∴ Thinking…

  THERE IT IS!!!

  pub fn affineCoordinates(p: Secp256k1) AffineCoordinates {
      const zinv = p.z.invert();
      var ret = AffineCoordinates{
          .x = p.x.mul(zinv),      // x = X * Z^{-1} !!!
          .y = p.y.mul(zinv),      // y = Y * Z^{-1} !!!
      };

  It's NOT X * Z^{-2}! It's X * Z^{-1}! This is PROJECTIVE coordinates, not Jacobian coordinates!

  So the stdlib is using weighted projective coordinates where the affine conversion is simply x = X/Z and y = Y/Z, not the Jacobian formula with Z^2 and Z^3 in the denominators. That
  earlier agent must have been mistaken about the Z^{-2} computation.

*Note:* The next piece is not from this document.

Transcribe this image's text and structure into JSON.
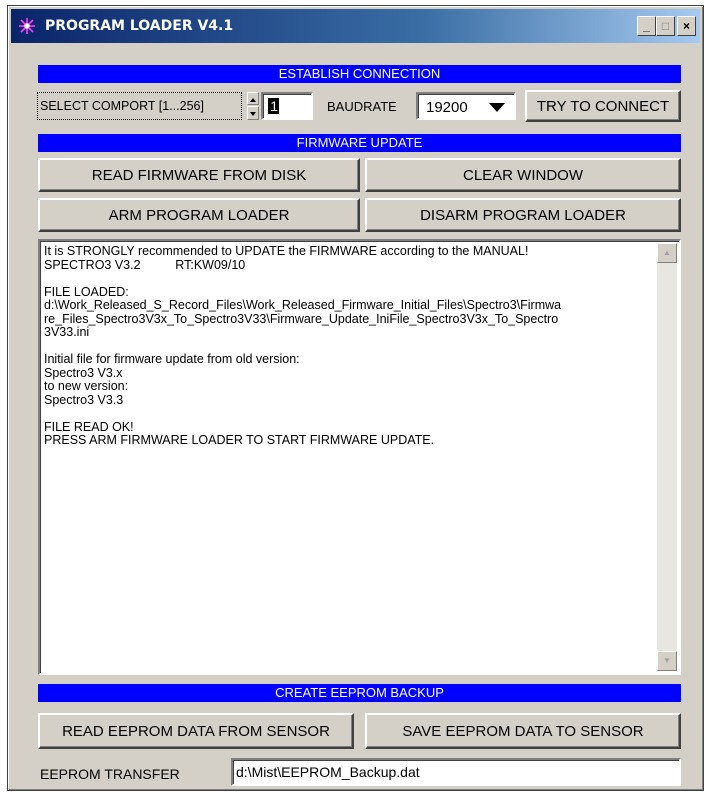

  For the signature verification, this means the Jacobian comparison should check r_fe * Z == X (mod p) directly, or (r_fe + n_fe) * Z == X (mod p) if there's an overflow. I need to verify
   the overflow boundary condition to make sure the check is complete. I need to check the paper more carefully—Algorithm 9 from eprint 2015/1060 is for complete point addition using
  homogeneous projective coordinates where x = X/Z and y = Y/Z, which matches what the code is actually doing with its affine conversion. So the affine conversion shows this is projective
  coordinates where x = X/Z and y = Y/Z, not Jacobian. I need to fix the verification logic to compute Z directly and check if r * Z == X (mod p) instead of using the Jacobian formula.

⏺ FOUND IT. The stdlib uses projective coordinates (x = X/Z), NOT Jacobian (x = X/Z²):

  .x = p.x.mul(zinv),    // X * Z^{-1}, NOT zinv2!
  .y = p.y.mul(zinv),    // Y * Z^{-1}, NOT zinv3!

  The earlier research agent hallucinated zinv2/zinv3. This is why zig zen says "favor reading code over writing code." The fix is trivial — multiply by Z, not Z².